Rendering large-scale 3D Gaussian Splatting (3DGS) models in real time on consumer-grade devices for immersive applications (e.g., VR) faces conflicting demands of high fidelity, ultra-low latency, and severe hardware resource constraints. To address this, we propose an end-to-end inference framework featuring a novel cache-centralized rendering pipeline and an efficiency-aware, elastic multi-GPU scheduler—enabling tight co-optimization across system and representation levels. Our approach integrates 3DGS representation compression, custom CUDA kernels, hierarchical GPU memory caching, and dynamic load-balancing algorithms. Experiments demonstrate that our method achieves a 5.35× speedup over baseline implementations, reduces end-to-end latency by 35%, and cuts GPU memory consumption by 42%. It robustly supports high-quality stereo 2K rendering at over 120 FPS on commodity hardware.
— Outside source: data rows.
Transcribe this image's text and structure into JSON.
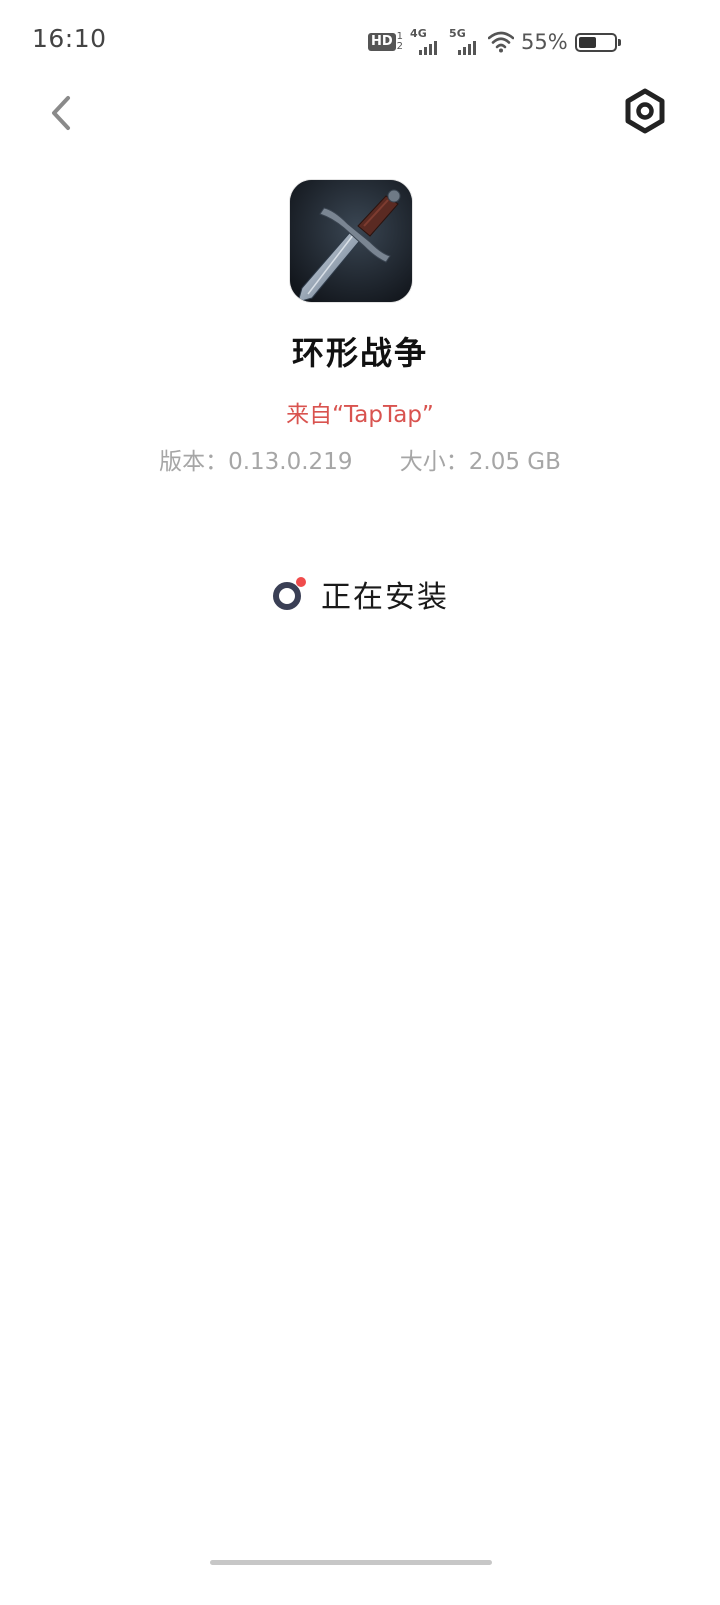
{
  "status_bar": {
    "time": "16:10",
    "hd_label": "HD",
    "hd_sub_top": "1",
    "hd_sub_bottom": "2",
    "signal_1_label": "4G",
    "signal_2_label": "5G",
    "battery_percent": "55%",
    "battery_level": 0.55
  },
  "header": {
    "back_icon": "chevron-left-icon",
    "settings_icon": "hex-settings-icon"
  },
  "app": {
    "name": "环形战争",
    "source": "来自“TapTap”",
    "version": "版本：0.13.0.219",
    "size": "大小：2.05 GB"
  },
  "install": {
    "status_label": "正在安装",
    "spinner_colors": {
      "ring": "#3a3f55",
      "dot": "#f04c4c"
    }
  },
  "colors": {
    "source_text": "#d9534f",
    "meta_text": "#a6a6a6"
  }
}
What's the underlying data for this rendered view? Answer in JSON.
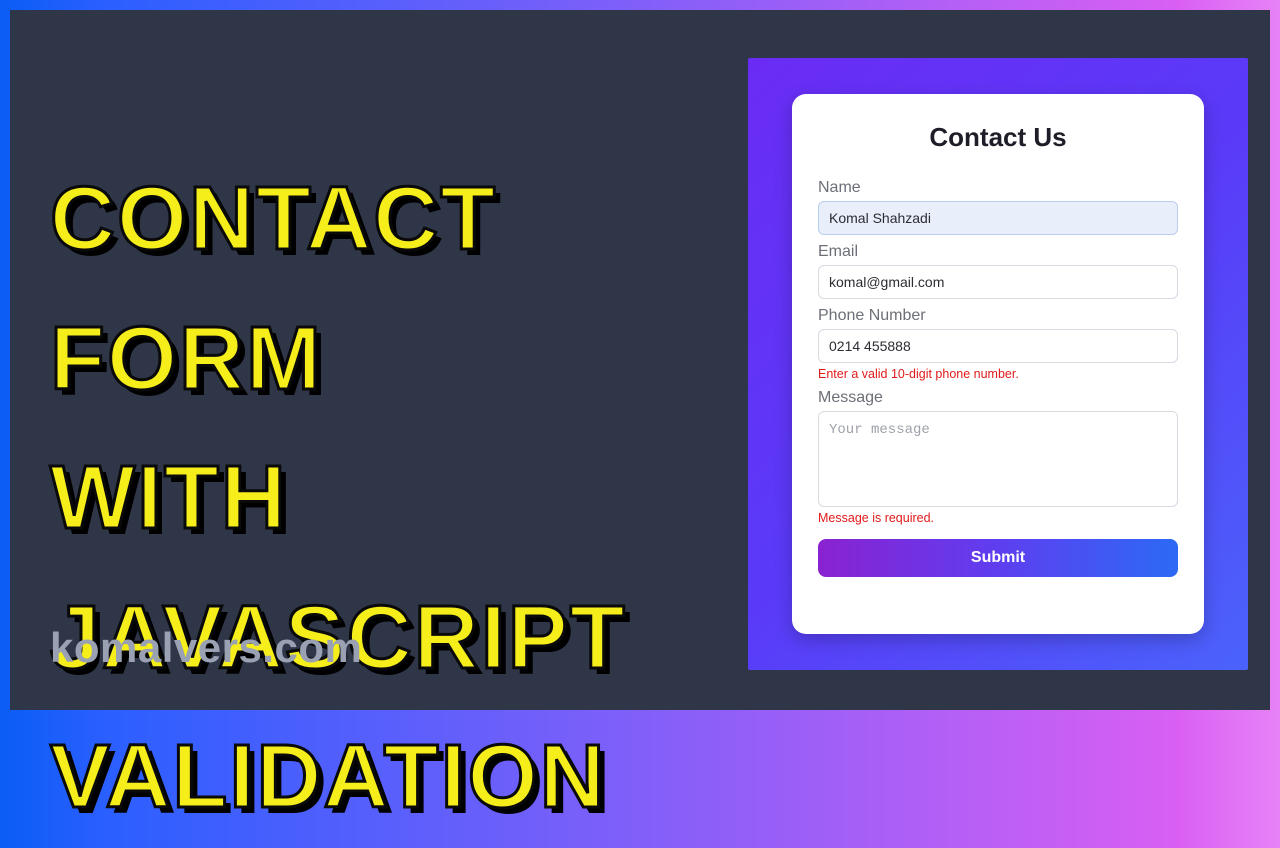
{
  "headline": {
    "line1": "CONTACT FORM",
    "line2": "WITH JAVASCRIPT",
    "line3": "VALIDATION"
  },
  "site": "komalvers.com",
  "form": {
    "title": "Contact Us",
    "name": {
      "label": "Name",
      "value": "Komal Shahzadi"
    },
    "email": {
      "label": "Email",
      "value": "komal@gmail.com"
    },
    "phone": {
      "label": "Phone Number",
      "value": "0214 455888",
      "error": "Enter a valid 10-digit phone number."
    },
    "message": {
      "label": "Message",
      "placeholder": "Your message",
      "value": "",
      "error": "Message is required."
    },
    "submit": "Submit"
  }
}
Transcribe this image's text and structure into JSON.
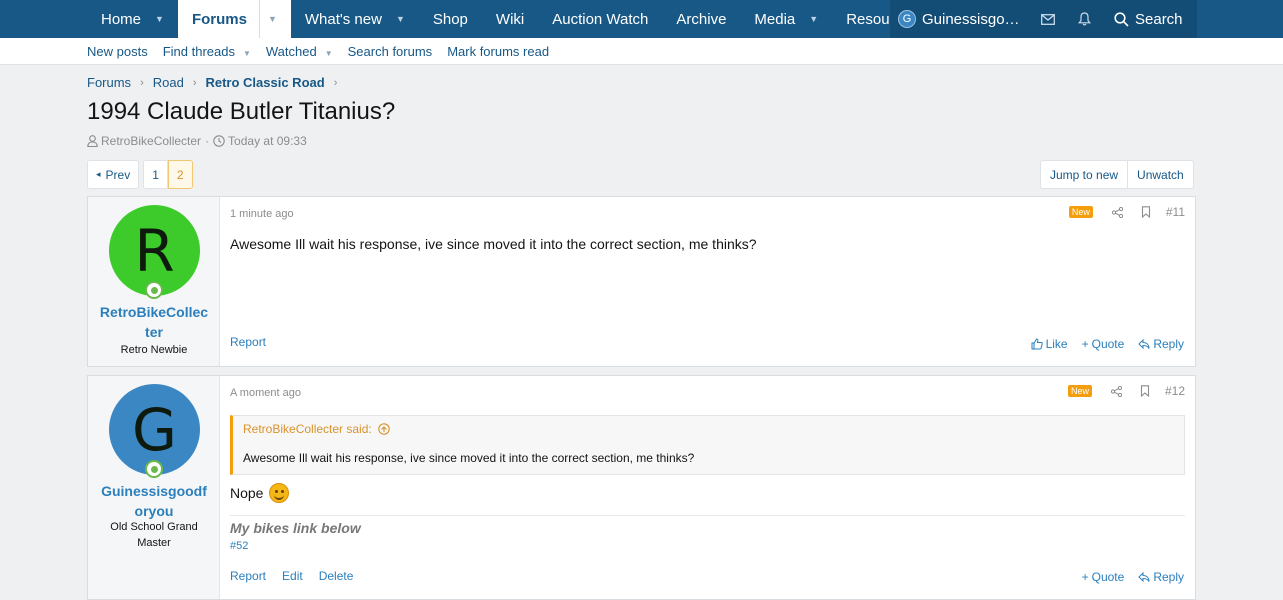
{
  "nav": {
    "tabs": [
      "Home",
      "Forums",
      "What's new",
      "Shop",
      "Wiki",
      "Auction Watch",
      "Archive",
      "Media",
      "Resources"
    ],
    "user": "Guinessisgo…",
    "user_initial": "G",
    "search": "Search"
  },
  "subnav": [
    "New posts",
    "Find threads",
    "Watched",
    "Search forums",
    "Mark forums read"
  ],
  "breadcrumb": [
    "Forums",
    "Road",
    "Retro Classic Road"
  ],
  "thread": {
    "title": "1994 Claude Butler Titanius?",
    "author": "RetroBikeCollecter",
    "time": "Today at 09:33"
  },
  "pager": {
    "prev": "Prev",
    "pages": [
      "1",
      "2"
    ],
    "current": "2"
  },
  "top_actions": {
    "jump": "Jump to new",
    "unwatch": "Unwatch"
  },
  "colors": {
    "nav": "#185886",
    "accent": "#f49d0d",
    "link": "#2a7fbc",
    "avatar_r": "#3ccb2a",
    "avatar_g": "#3b87c4"
  },
  "posts": [
    {
      "initial": "R",
      "username_1": "RetroBikeCollec",
      "username_2": "ter",
      "user_title": "Retro Newbie",
      "time": "1 minute ago",
      "badge": "New",
      "number": "#11",
      "message": "Awesome Ill wait his response, ive since moved it into the correct section, me thinks?",
      "report": "Report",
      "like": "Like",
      "quote": "Quote",
      "reply": "Reply"
    },
    {
      "initial": "G",
      "username_1": "Guinessisgoodf",
      "username_2": "oryou",
      "user_title_1": "Old School Grand",
      "user_title_2": "Master",
      "time": "A moment ago",
      "badge": "New",
      "number": "#12",
      "quote_author": "RetroBikeCollecter said:",
      "quote_text": "Awesome Ill wait his response, ive since moved it into the correct section, me thinks?",
      "message": "Nope",
      "signature": "My bikes link below",
      "signature_link": "#52",
      "report": "Report",
      "edit": "Edit",
      "delete": "Delete",
      "quote": "Quote",
      "reply": "Reply"
    }
  ]
}
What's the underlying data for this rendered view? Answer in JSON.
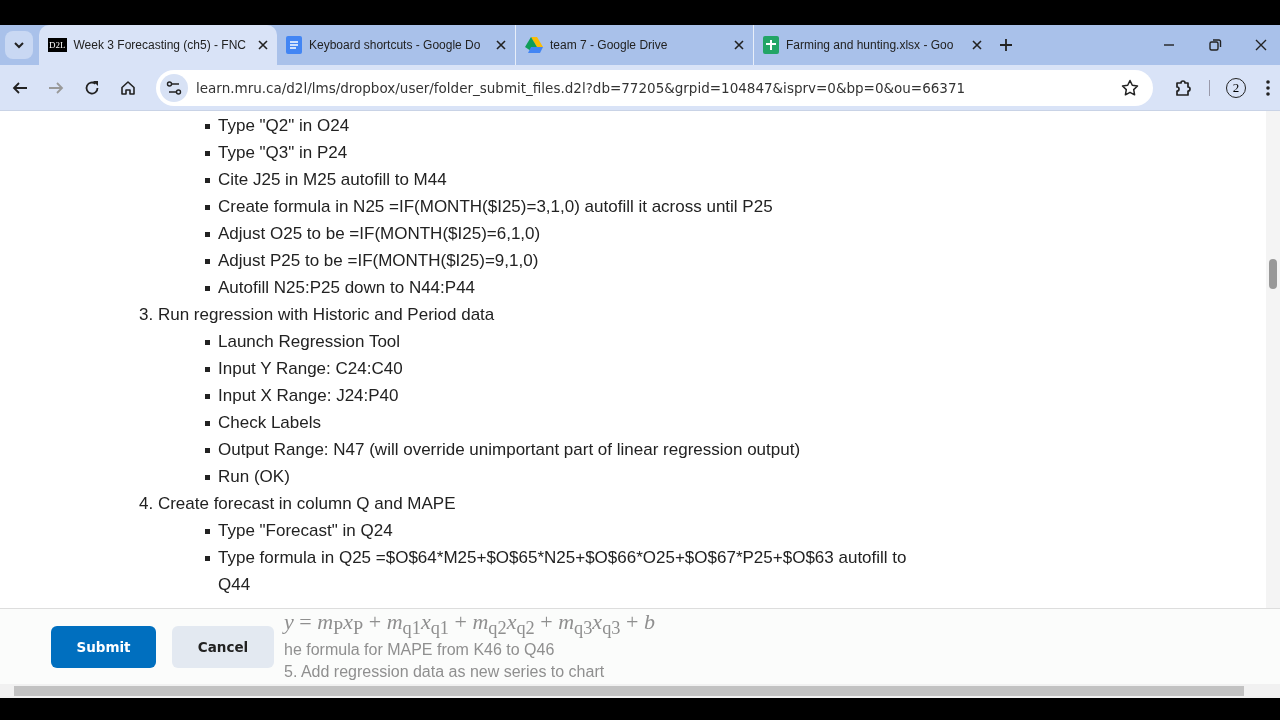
{
  "tabs": [
    {
      "title": "Week 3 Forecasting (ch5) - FNC",
      "kind": "d2l",
      "icon_text": "D2L",
      "selected": true
    },
    {
      "title": "Keyboard shortcuts - Google Do",
      "kind": "docs",
      "selected": false
    },
    {
      "title": "team 7 - Google Drive",
      "kind": "drive",
      "selected": false
    },
    {
      "title": "Farming and hunting.xlsx - Goo",
      "kind": "sheets",
      "selected": false
    }
  ],
  "address_bar": {
    "url": "learn.mru.ca/d2l/lms/dropbox/user/folder_submit_files.d2l?db=77205&grpid=104847&isprv=0&bp=0&ou=66371"
  },
  "profile_badge": "2",
  "content": [
    {
      "kind": "bullet",
      "text": "Type \"Q2\" in O24"
    },
    {
      "kind": "bullet",
      "text": "Type \"Q3\" in P24"
    },
    {
      "kind": "bullet",
      "text": "Cite J25 in M25 autofill to M44"
    },
    {
      "kind": "bullet",
      "text": "Create formula in N25 =IF(MONTH($I25)=3,1,0) autofill it across until P25"
    },
    {
      "kind": "bullet",
      "text": "Adjust O25 to be =IF(MONTH($I25)=6,1,0)"
    },
    {
      "kind": "bullet",
      "text": "Adjust P25 to be =IF(MONTH($I25)=9,1,0)"
    },
    {
      "kind": "bullet",
      "text": "Autofill N25:P25 down to N44:P44"
    },
    {
      "kind": "step",
      "text": "3. Run regression with Historic and Period data"
    },
    {
      "kind": "bullet",
      "text": "Launch Regression Tool"
    },
    {
      "kind": "bullet",
      "text": "Input Y Range: C24:C40"
    },
    {
      "kind": "bullet",
      "text": "Input X Range: J24:P40"
    },
    {
      "kind": "bullet",
      "text": "Check Labels"
    },
    {
      "kind": "bullet",
      "text": "Output Range: N47 (will override unimportant part of linear regression output)"
    },
    {
      "kind": "bullet",
      "text": "Run (OK)"
    },
    {
      "kind": "step",
      "text": "4. Create forecast in column Q and MAPE"
    },
    {
      "kind": "bullet",
      "text": "Type \"Forecast\" in Q24"
    },
    {
      "kind": "bullet",
      "text": "Type formula in Q25 =$O$64*M25+$O$65*N25+$O$66*O25+$O$67*P25+$O$63 autofill to Q44"
    }
  ],
  "behind_footer": {
    "formula": "*y* = *m*$_{P}$*x*$_{P}$ + *m*$_{q1}$*x*$_{q1}$ + *m*$_{q2}$*x*$_{q2}$ + *m*$_{q3}$*x*$_{q3}$ + *b*",
    "mape_line": "he formula for MAPE from K46 to Q46",
    "next_step": "5. Add regression data as new series to chart"
  },
  "buttons": [
    {
      "label": "Submit",
      "kind": "primary"
    },
    {
      "label": "Cancel",
      "kind": "secondary"
    }
  ]
}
Rendering large-scale 3D Gaussian Splatting (3DGS) model faces significant challenges in achieving real-time, high-fidelity performance on consumer-grade devices. Fully realizing the potential of 3DGS in applications such as virtual reality (VR) requires addressing critical system-level challenges to support real-time, immersive experiences. We propose GS-Cache, an end-to-end framework that seamlessly integrates 3DGS's advanced representation with a highly optimized rendering system. GS-Cache introduces a cache-centric pipeline to eliminate redundant computations, an efficiency-aware scheduler for elastic multi-GPU rendering, and optimized CUDA kernels to overcome computational bottlenecks. This synergy between 3DGS and system design enables GS-Cache to achieve up to 5.35x performance improvement, 35% latency reduction, and 42% lower GPU memory usage, supporting 2K binocular rendering at over 120 FPS with high visual quality. By bridging the gap between 3DGS's representation power and the demands of VR systems, GS-Cache establishes a scalable and efficient framework for real-time neural rendering in immersive environments.